US ready for a woman president, but Hillary?
Toby Harden, The Telegraph 05/09/2007
Worldstage: Washington
For much of her life, she was a political appendage of her husband, while resolutely using her maiden name. Reluctantly, she adopted Bill Clinton's surname even as she was humiliated by his sexual incontinence. After mocking women who stood by their man, she did exactly that.
Over the Labour Day weekend - the traditional start of the presidential campaign, but this time virtually a mid-point marker - she was once again at her husband's side, while simultaneously casting herself as the candidate of change and a new era in Washington.
But, in an act of political triangulation of which the former president is doubtless proud, she is now neither Rodham, nor Clinton, but just plain "Hillary". The contradictions that ran through her career as First Lady in Arkansas and the White House remain, but are glossed over in a way that seems at once cynical and effortless. She has found a Third Way.
Despite predictions that she was too polarising a figure ever to be elected even to Congress, she appears to be squaring the circle. Her main rival, Barack Obama, has powerful star appeal and fund-raising prowess, but is struggling to keep up in the polls.

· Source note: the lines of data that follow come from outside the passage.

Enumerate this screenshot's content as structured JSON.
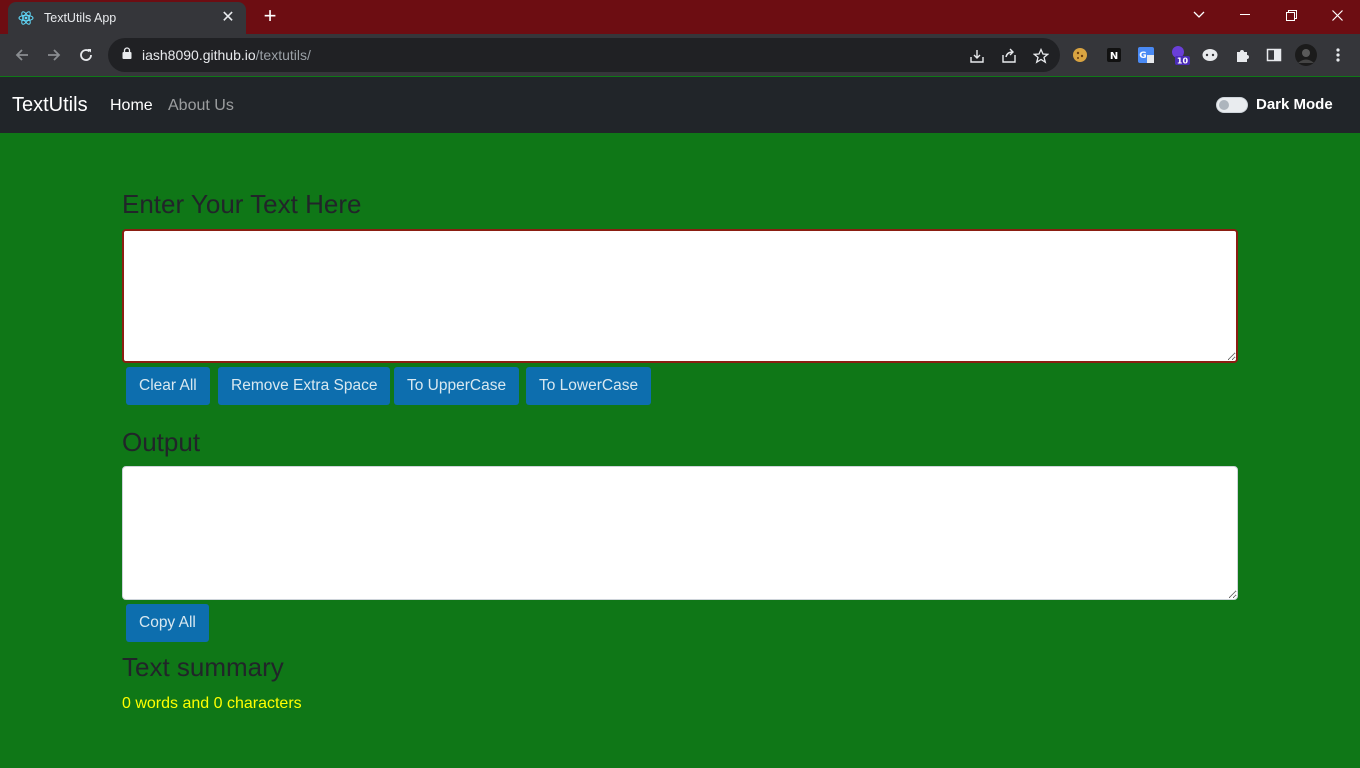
{
  "browser": {
    "tab_title": "TextUtils App",
    "url_host": "iash8090.github.io",
    "url_path": "/textutils/",
    "extension_badge": "10"
  },
  "navbar": {
    "brand": "TextUtils",
    "links": [
      "Home",
      "About Us"
    ],
    "dark_mode_label": "Dark Mode",
    "dark_mode_on": false
  },
  "input_section": {
    "heading": "Enter Your Text Here",
    "value": ""
  },
  "buttons": [
    "Clear All",
    "Remove Extra Space",
    "To UpperCase",
    "To LowerCase"
  ],
  "output_section": {
    "heading": "Output",
    "value": "",
    "copy_label": "Copy All"
  },
  "summary": {
    "heading": "Text summary",
    "text": "0 words and 0 characters"
  },
  "colors": {
    "page_bg": "#0f7717",
    "navbar_bg": "#212529",
    "button_bg": "#0d6eae",
    "summary_text": "#ffff00",
    "tabstrip_bg": "#6d0d12"
  }
}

Never conceding an inch, Mrs Clinton declares herself a better friend to the African-American community than the man who would be America's first black president. She can bring about fundamental "change" - a word she used 26 times in a 30-minute speech in Iowa on Monday - despite having been part of the Washington establishment for 15 years.

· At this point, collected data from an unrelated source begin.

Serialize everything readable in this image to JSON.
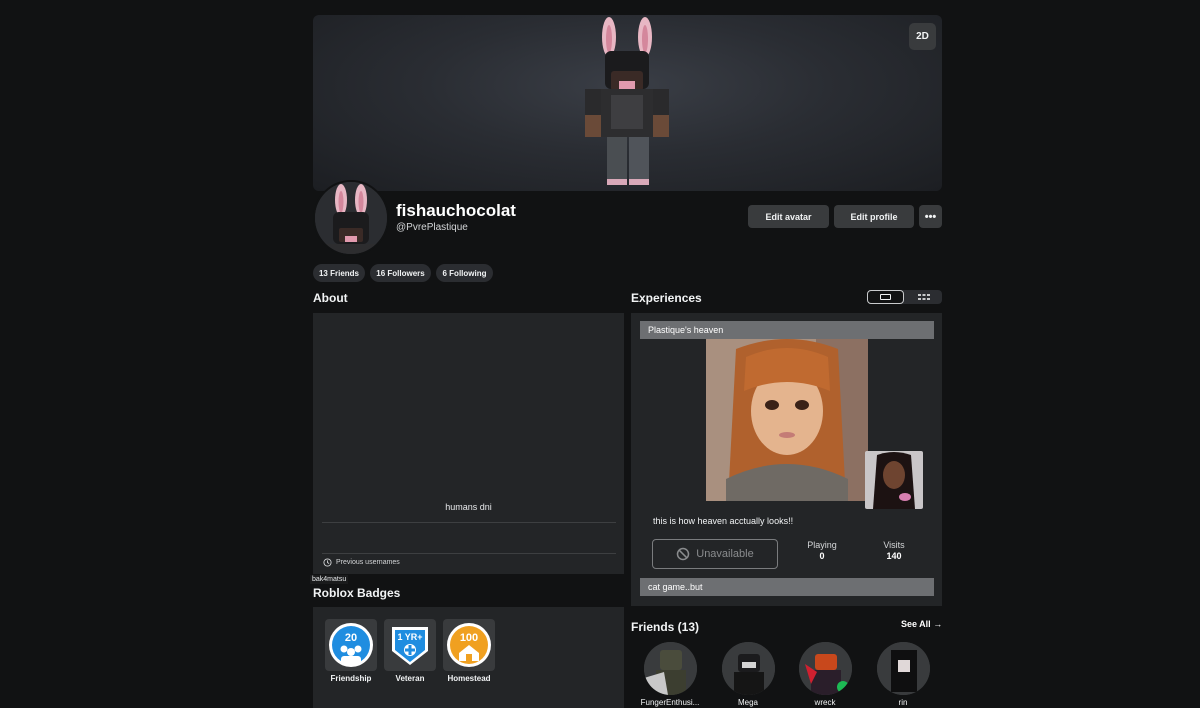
{
  "banner": {
    "view_toggle_label": "2D"
  },
  "profile": {
    "display_name": "fishauchocolat",
    "username": "@PvrePlastique",
    "edit_avatar_label": "Edit avatar",
    "edit_profile_label": "Edit profile",
    "more_label": "•••",
    "friends_pill": "13 Friends",
    "followers_pill": "16 Followers",
    "following_pill": "6 Following"
  },
  "about": {
    "title": "About",
    "text": "humans dni",
    "previous_usernames_label": "Previous usernames",
    "tooltip": "bak4matsu"
  },
  "badges": {
    "title": "Roblox Badges",
    "items": [
      {
        "label": "Friendship",
        "icon_text": "20",
        "color": "#1f8de0"
      },
      {
        "label": "Veteran",
        "icon_text": "1 YR+",
        "color": "#1f8de0"
      },
      {
        "label": "Homestead",
        "icon_text": "100",
        "color": "#f0a020"
      }
    ]
  },
  "experiences": {
    "title": "Experiences",
    "items": [
      {
        "name": "Plastique's heaven"
      },
      {
        "name": "cat game..but"
      }
    ],
    "description": "this is how heaven acctually looks!!",
    "unavailable_label": "Unavailable",
    "playing_label": "Playing",
    "playing_value": "0",
    "visits_label": "Visits",
    "visits_value": "140"
  },
  "friends": {
    "title": "Friends (13)",
    "see_all_label": "See All",
    "items": [
      {
        "name": "FungerEnthusi..."
      },
      {
        "name": "Mega"
      },
      {
        "name": "wreck"
      },
      {
        "name": "rin"
      }
    ]
  },
  "colors": {
    "background": "#111213",
    "panel": "#232527",
    "button": "#393b3d",
    "experience_header": "#6d6f72"
  }
}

Only a politician with the chutzpah of a Clinton would dare to attempt such a conjuring trick, never mind look like being able to pull it off.
The New York senator refers to herself breaking through "the hardest of glass ceilings" to become America's first woman president, but urges voters not to choose her because of her sex. Barbs at women who "stay home and bake cookies" have been jettisoned in favour of repeated references to being a mother.
Gone are the trademark grey pant-suits. At presidential debates, she is resplendent in coral, leaving the dark suits to her seven male rivals. When the Washington Post ran an article noting her change in style and highlighting an outfit that revealed her cleavage, the Hillary campaign denounced the paper's supposed sexism and took the opportunity to raise money on the back of the slight.
All this is a far cry from 1984, when Walter Mondale named Geraldine Ferraro as his running mate and feminists celebrated history in the making. Soon their hopes turned to dust, as the first presidential ticket to include a woman limped towards a landslide defeat at the hands of Ronald Reagan.
Along the way, Ferraro endured a litany of indignities. A veteran Mississippi politician addressed her as "young lady" and asked: "Can you bake a blueberry muffin?" The comedian Johnny Carson joked that Mrs Mondale might get peeved if his husband stayed late in the Oval Office having private sessions with the Vice-President.
Ferraro later wrote a bitter memoir accusing anti-abortionists, Republicans, Rupert Murdoch, Italian-Americans and even Mondale aides of creating a tide of sexism that sank her. But in reality many of the mistakes were made by Ferraro herself, including posing in an apron in a book called the Mondale Family Cookbook. Mrs Clinton is a much better and more battle-tested politician.
While Ferraro, an obscure congresswoman, was defined by her sex, Mrs Clinton is viewed as a politician first and woman second. Just as Kennedy rose above being a Irish Roman Catholic, she has become more than just the female candidate.
"Sometimes the pioneering individual has to go against type," notes Michael Barone, editor of the Almanac of American Politics. "Kennedy had a persona more like that of a British lord than some red-haired fighting Irishman."
Realising this, the formidably disciplined Mrs Clinton has positioned herself as a foreign policy hawk in her party, risking the wrath of the Left rather than appear weak.
The nagging fear for Democrats is that Hillary will win the nomination, but lose the presidential election to a Republican candidate with broad appeal, such as Rudy Giuliani. After 28 years of a Bush or a Clinton in the White House, the yearning for something new is palpable.
Some 55 per cent of swing voters are women and the news that the hit television show 24 will soon have a woman president, portrayed by a lesbian actress, barely made a stir. There is little doubt Americans are ready to have a female running the White House.